"Well, Rosalind, I will go, for you grow more mysterious every moment; only, remember that I should greatly like to know all the thoughts that come into that strange little head of yours. Will you promise that I shall?"
"No," was the ungracious reply; and turning away, she left the room by a door that led into a conservatory.
On entering his mother's dressing-room, Mowbray found her seated between her two daughters, and holding a hand of each.
She looked up as he entered: the traces of tears were on her cheeks, and her eyes rested on him with an expression of melancholy reproach such as he had never read in them before.
"My dear, dear mother!" he exclaimed as he approached her, "has my absence then vexed you so grievously?... I could not help it, mother; Sir Gilbert literally made me his prisoner."
"Sir Gilbert, Charles, might have shown more respect to the memory of the friend he has lost, than by keeping his son to listen to his own wild invectives against the wife that friend so loved and trusted."
"Whoever has repeated to you the hasty expressions of Sir Gilbert, my dear mother, in such a manner as to leave a painful impression on your mind against him, has not acted well. You know his temper, but you know his heart also; and I should not have thought that it could have been in the power of any one to make you doubt the real friendship of Sir Gilbert for us all."
"Surely, Charles, it was no symptom of friendship to me, to say that your dear father had made an accursed will!"
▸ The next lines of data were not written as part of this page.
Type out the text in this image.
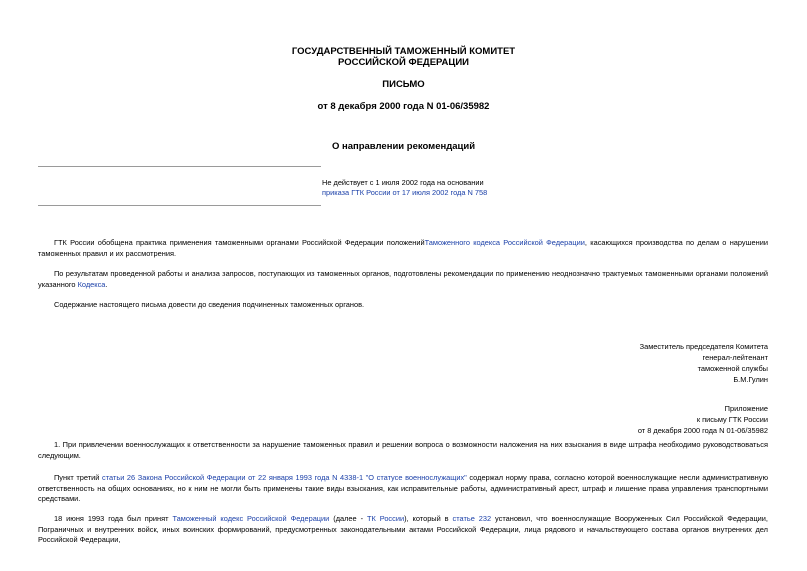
ГОСУДАРСТВЕННЫЙ ТАМОЖЕННЫЙ КОМИТЕТ
РОССИЙСКОЙ ФЕДЕРАЦИИ
ПИСЬМО
от 8 декабря 2000 года N 01-06/35982
О направлении рекомендаций
Не действует с 1 июля 2002 года на основании
приказа ГТК России от 17 июля 2002 года N 758
ГТК России обобщена практика применения таможенными органами Российской Федерации положенийТаможенного кодекса Российской Федерации, касающихся производства по делам о нарушении таможенных правил и их рассмотрения.
По результатам проведенной работы и анализа запросов, поступающих из таможенных органов, подготовлены рекомендации по применению неоднозначно трактуемых таможенными органами положений указанного Кодекса.
Содержание настоящего письма довести до сведения подчиненных таможенных органов.
Заместитель председателя Комитета
генерал-лейтенант
таможенной службы
Б.М.Гулин
Приложение
к письму ГТК России
от 8 декабря 2000 года N 01-06/35982
1. При привлечении военнослужащих к ответственности за нарушение таможенных правил и решении вопроса о возможности наложения на них взыскания в виде штрафа необходимо руководствоваться следующим.
Пункт третий статьи 26 Закона Российской Федерации от 22 января 1993 года N 4338-1 "О статусе военнослужащих" содержал норму права, согласно которой военнослужащие несли административную ответственность на общих основаниях, но к ним не могли быть применены такие виды взыскания, как исправительные работы, административный арест, штраф и лишение права управления транспортными средствами.
18 июня 1993 года был принят Таможенный кодекс Российской Федерации (далее - ТК России), который в статье 232 установил, что военнослужащие Вооруженных Сил Российской Федерации, Пограничных и внутренних войск, иных воинских формирований, предусмотренных законодательными актами Российской Федерации, лица рядового и начальствующего состава органов внутренних дел Российской Федерации,
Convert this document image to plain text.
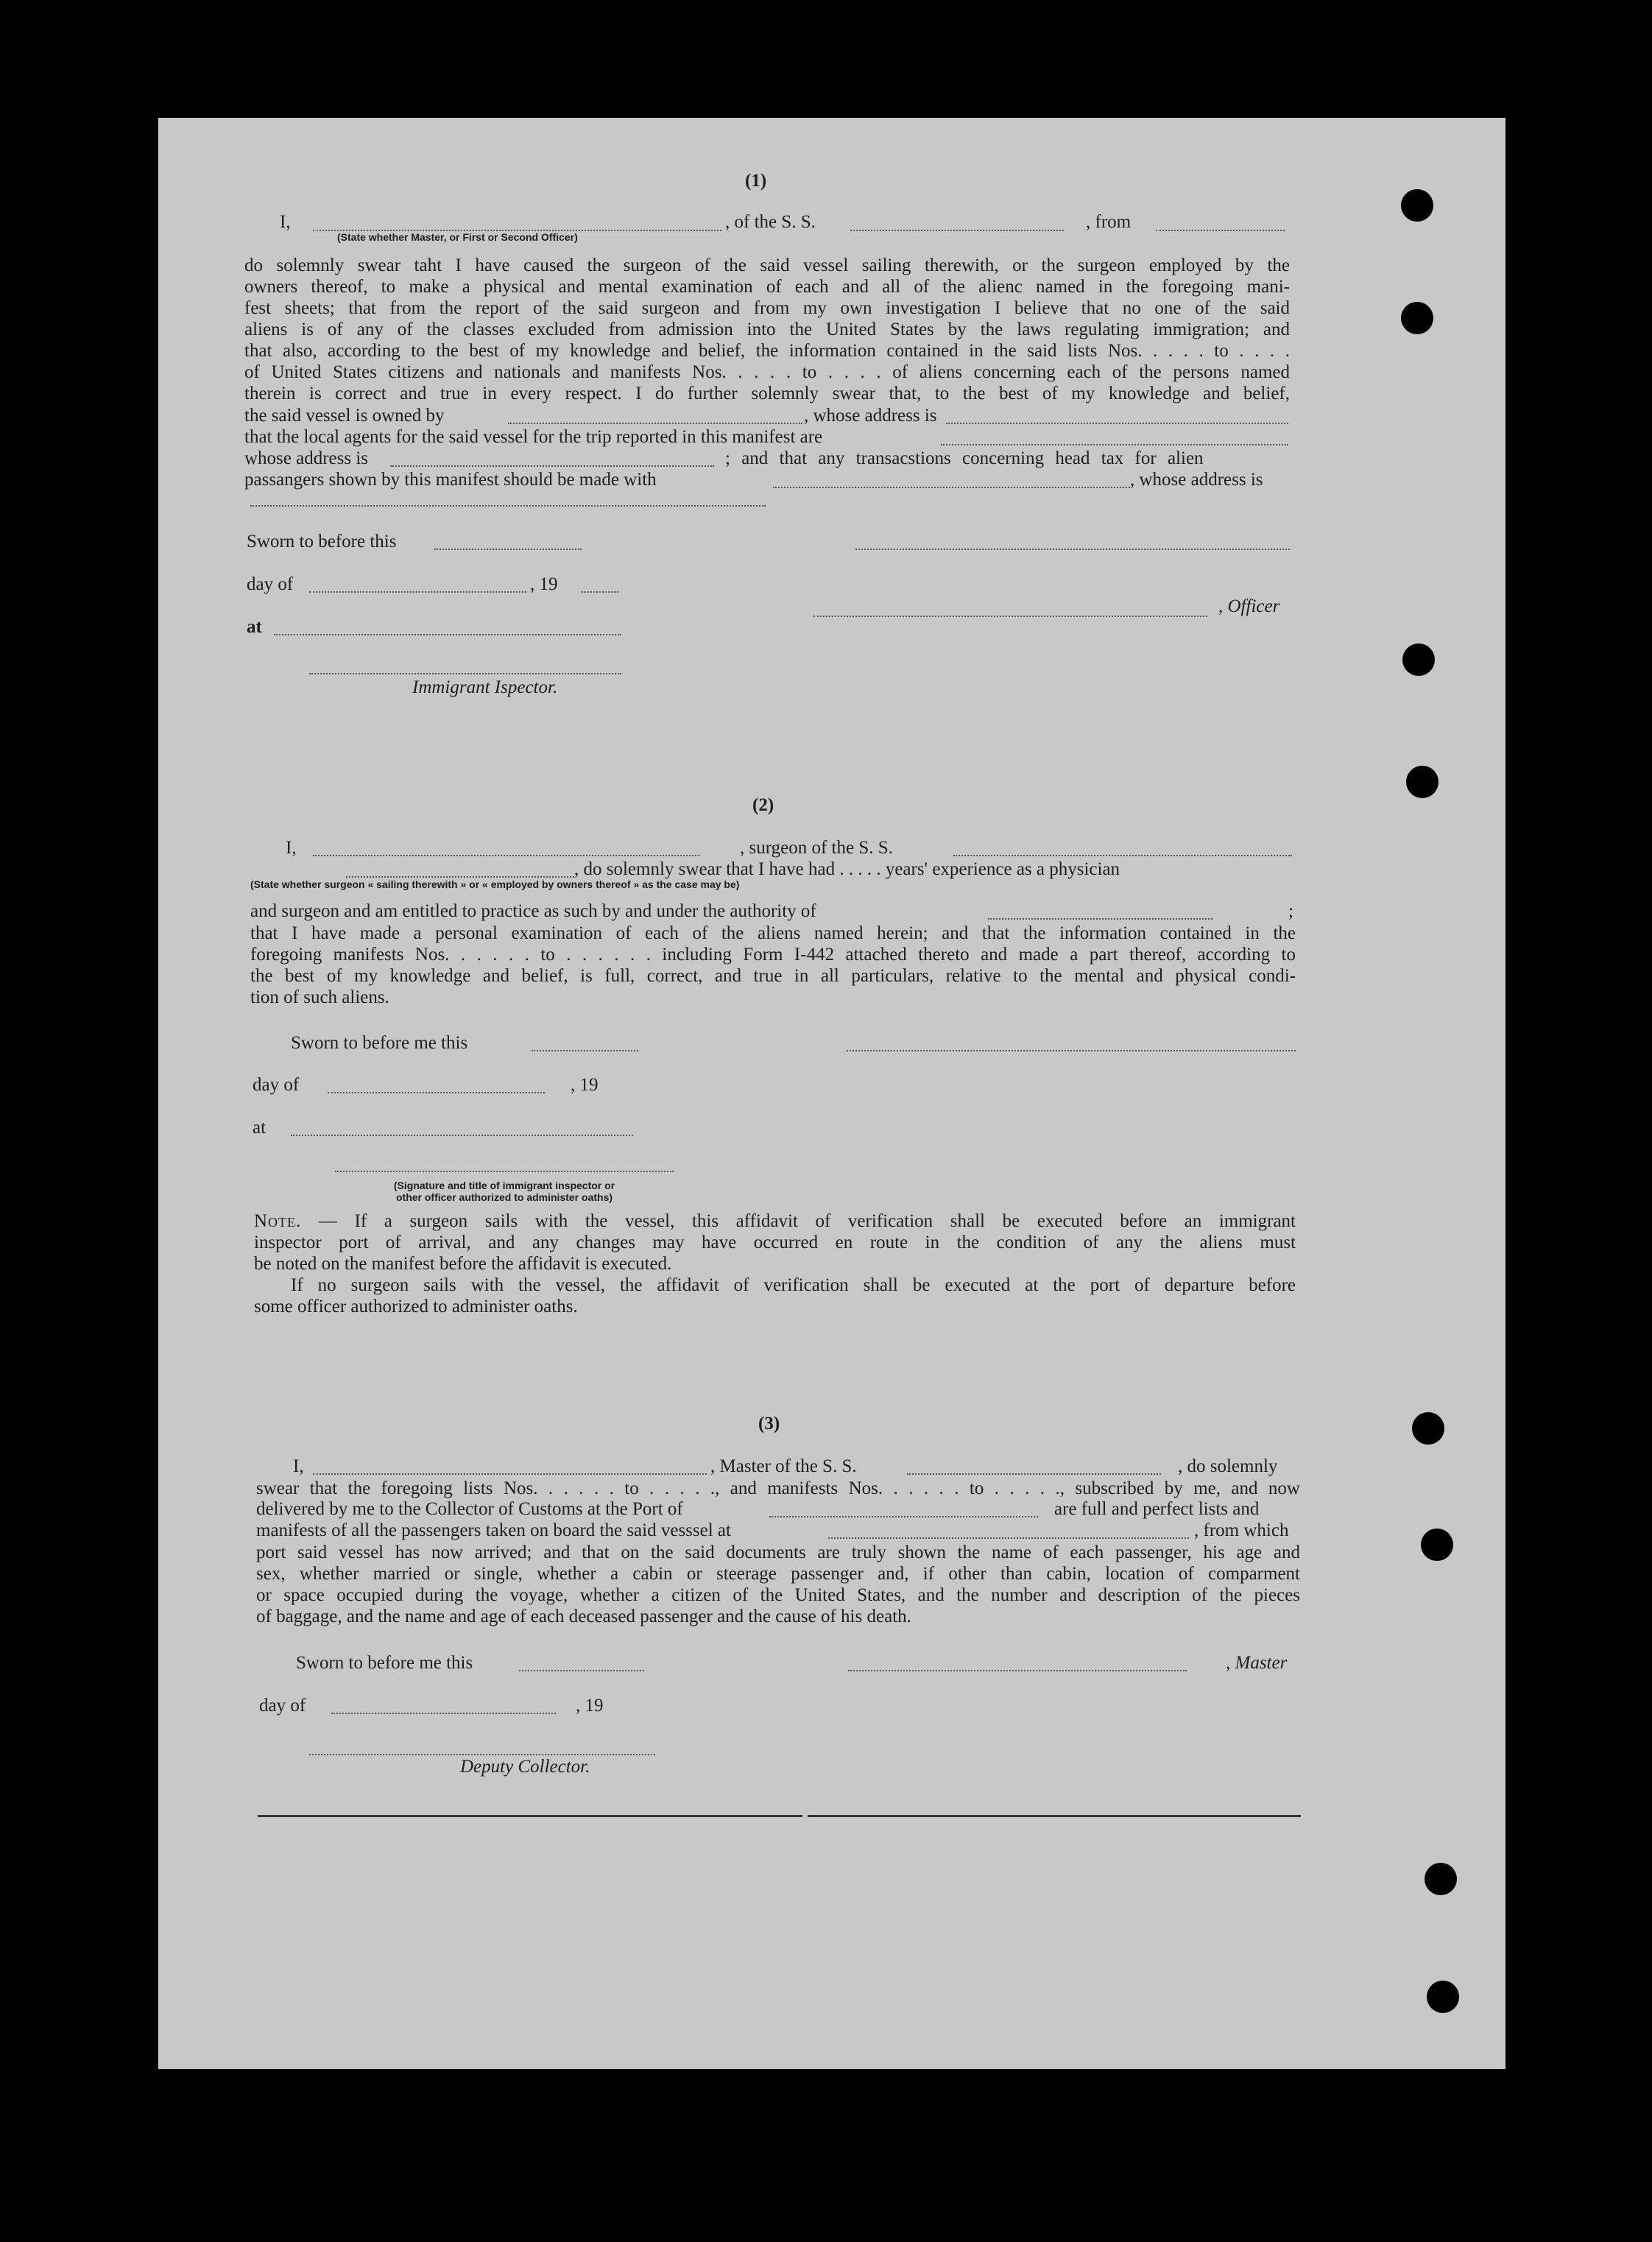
(1)
I,	, of the S. S.	, from
(State whether Master, or First or Second Officer)
do solemnly swear taht I have caused the surgeon of the said vessel sailing therewith, or the surgeon employed by the
owners thereof, to make a physical and mental examination of each and all of the alienc named in the foregoing mani-
fest sheets; that from the report of the said surgeon and from my own investigation I believe that no one of the said
aliens is of any of the classes excluded from admission into the United States by the laws regulating immigration; and
that also, according to the best of my knowledge and belief, the information contained in the said lists Nos. . . . . to . . . .
of United States citizens and nationals and manifests Nos. . . . . to . . . . of aliens concerning each of the persons named
therein is correct and true in every respect. I do further solemnly swear that, to the best of my knowledge and belief,
the said vessel is owned by	, whose address is
that the local agents for the said vessel for the trip reported in this manifest are
whose address is	; and that any transacstions concerning head tax for alien
passangers shown by this manifest should be made with	, whose address is
Sworn to before this
day of	, 19
, Officer
at
Immigrant Ispector.
(2)
I,	, surgeon of the S. S.
, do solemnly swear that I have had . . . . . years' experience as a physician
(State whether surgeon « sailing therewith » or « employed by owners thereof » as the case may be)
and surgeon and am entitled to practice as such by and under the authority of	;
that I have made a personal examination of each of the aliens named herein; and that the information contained in the
foregoing manifests Nos. . . . . . to . . . . . . including Form I-442 attached thereto and made a part thereof, according to
the best of my knowledge and belief, is full, correct, and true in all particulars, relative to the mental and physical condi-
tion of such aliens.
Sworn to before me this
day of	, 19
at
(Signature and title of immigrant inspector or
other officer authorized to administer oaths)
Note. — If a surgeon sails with the vessel, this affidavit of verification shall be executed before an immigrant
inspector port of arrival, and any changes may have occurred en route in the condition of any the aliens must
be noted on the manifest before the affidavit is executed.
If no surgeon sails with the vessel, the affidavit of verification shall be executed at the port of departure before
some officer authorized to administer oaths.
(3)
I,	, Master of the S. S.	, do solemnly
swear that the foregoing lists Nos. . . . . . to . . . . ., and manifests Nos. . . . . . to . . . . ., subscribed by me, and now
delivered by me to the Collector of Customs at the Port of	are full and perfect lists and
manifests of all the passengers taken on board the said vesssel at	, from which
port said vessel has now arrived; and that on the said documents are truly shown the name of each passenger, his age and
sex, whether married or single, whether a cabin or steerage passenger and, if other than cabin, location of comparment
or space occupied during the voyage, whether a citizen of the United States, and the number and description of the pieces
of baggage, and the name and age of each deceased passenger and the cause of his death.
Sworn to before me this	, Master
day of	, 19
Deputy Collector.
"Good heavens!... what a strange misrepresentation, mother!... and all hanging, as it should seem, upon one little syllable!... Our friend, as you well know, is what Rosalind calls a manish man; he denies the supremacy of woman, and might, and I verily believe did say, that a will which vested power in her must be a cursed will. But we know too well his long-licensed coarseness of expression to greatly marvel at that; but for the solemn and most awful word ac-cursed, believe me, mother, he never said it."
"It matters little, my dear son, what particular words of abuse Sir Gilbert uttered against me, provided that your heart did not echo them."